One of the most important lessons Parker took away from his CIS undergraduate studies was an understanding of how to learn, citing a senior project class as an example.

“We had to build a website in ASP.NET using SQL Server for the Tulsa Area United Way—a language and database we hadn’t learned in our programming classes.”

Though he didn’t appreciate a task he felt unprepared for at the time, Parker says that, “In the real world, that’s common. You get thrown a task that you don’t know how to do, and you have to teach yourself how to do it.”

After completing his undergraduate degree in 2008, Parker enrolled in the MBA program at TU while balancing an internship in the IT infrastructure group at Tulsa-based Williams. During his second year as a graduate student, he began working full-time in the infrastructure group developing reports on Williams’ asset management system and maintaining the health of the company’s file servers across the country.

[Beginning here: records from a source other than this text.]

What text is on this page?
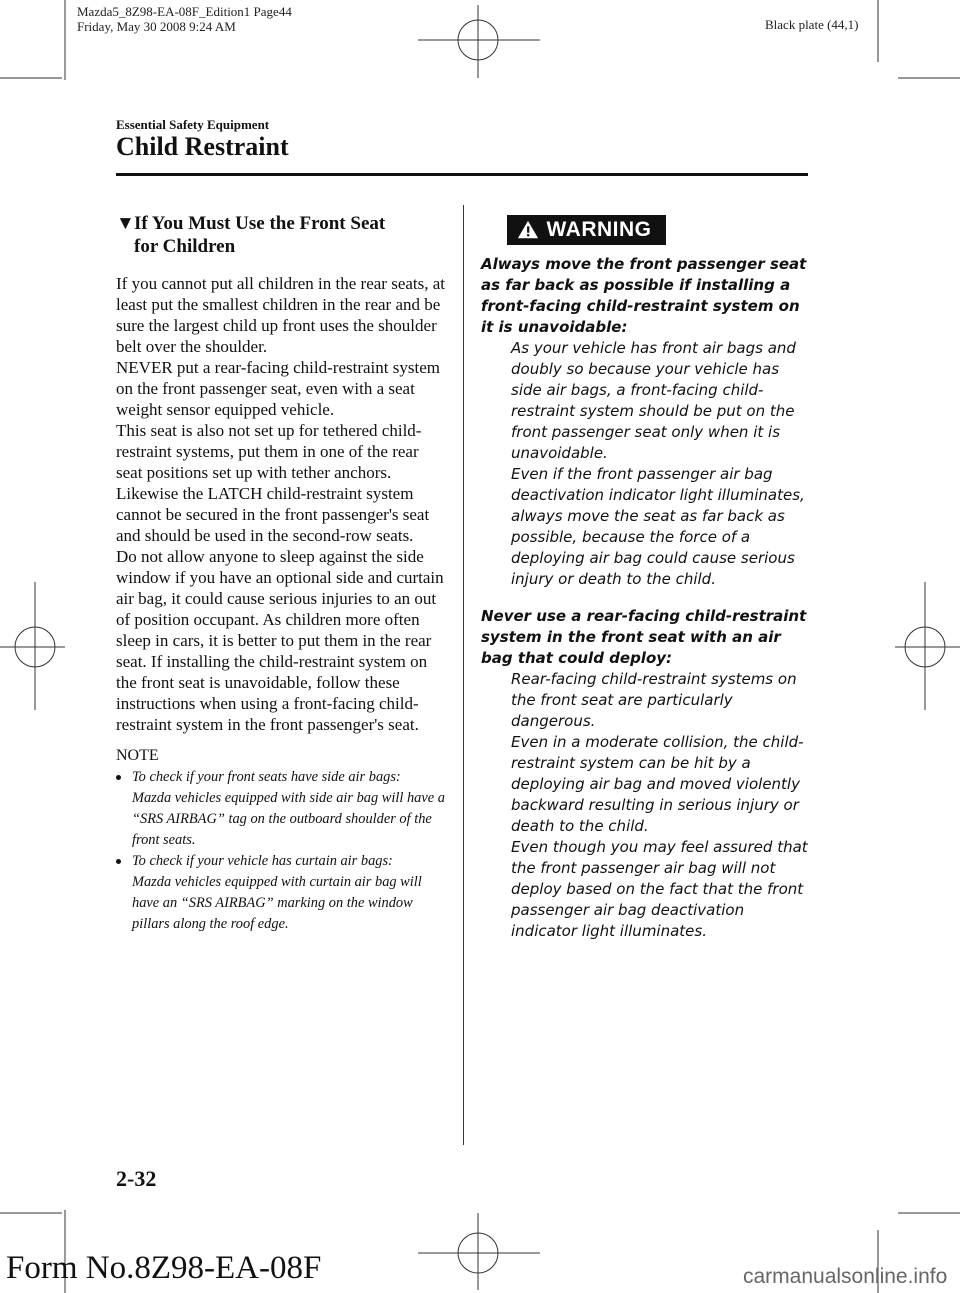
Mazda5_8Z98-EA-08F_Edition1 Page44
Friday, May 30 2008 9:24 AM	Black plate (44,1)
Essential Safety Equipment
Child Restraint
▼If You Must Use the Front Seat
for Children

If you cannot put all children in the rear seats, at least put the smallest children in the rear and be sure the largest child up front uses the shoulder belt over the shoulder.

NEVER put a rear-facing child-restraint system on the front passenger seat, even with a seat weight sensor equipped vehicle.

This seat is also not set up for tethered child-restraint systems, put them in one of the rear seat positions set up with tether anchors.

Likewise the LATCH child-restraint system cannot be secured in the front passenger's seat and should be used in the second-row seats.

Do not allow anyone to sleep against the side window if you have an optional side and curtain air bag, it could cause serious injuries to an out of position occupant. As children more often sleep in cars, it is better to put them in the rear seat. If installing the child-restraint system on the front seat is unavoidable, follow these instructions when using a front-facing child-restraint system in the front passenger's seat.

NOTE
To check if your front seats have side air bags:
Mazda vehicles equipped with side air bag will have a “SRS AIRBAG” tag on the outboard shoulder of the front seats.
To check if your vehicle has curtain air bags:
Mazda vehicles equipped with curtain air bag will have an “SRS AIRBAG” marking on the window pillars along the roof edge.
WARNING
Always move the front passenger seat as far back as possible if installing a front-facing child-restraint system on it is unavoidable:
As your vehicle has front air bags and doubly so because your vehicle has side air bags, a front-facing child-restraint system should be put on the front passenger seat only when it is unavoidable.
Even if the front passenger air bag deactivation indicator light illuminates, always move the seat as far back as possible, because the force of a deploying air bag could cause serious injury or death to the child.
Never use a rear-facing child-restraint system in the front seat with an air bag that could deploy:
Rear-facing child-restraint systems on the front seat are particularly dangerous.
Even in a moderate collision, the child-restraint system can be hit by a deploying air bag and moved violently backward resulting in serious injury or death to the child.
Even though you may feel assured that the front passenger air bag will not deploy based on the fact that the front passenger air bag deactivation indicator light illuminates.
2-32
Form No.8Z98-EA-08F	carmanualsonline.info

Parker transitioned to a role as an IT analyst four years later and relocated to the Williams office in Pittsburgh, Pennsylvania. “I came to the northeast because I thought it was the best opportunity to advance my career with Williams,” he says. “The northeast is a hotbed for natural gas companies. You have new growth, drilling and opportunity. I thought I could get experience here that I couldn’t get in Tulsa.”

In his role, Parker oversees the process for establishing IT infrastructure in new office buildings as well as projects to improve field site communication in remote areas and manage security access control.

Parker notes that he uses skills learned in his systems analysis and design classes at TU to perform his job today. “We learned a lot of requirements gathering and documentation skills which are hugely important to me in the field doing project management,” he says. “They are skills I apply in every project I work on.”

Something Parker especially enjoys about his job is having employees from the Tulsa office travel to the northeast for a site visit. As he leads employees on the site tour, Parker shows them how the company’s servers are deployed and how server operations impact the business.

“I enjoy the people I work with, and my job is a blast. I look forward to coming to work every day and seeing how what I do has a direct impact on the bottom line at Williams.”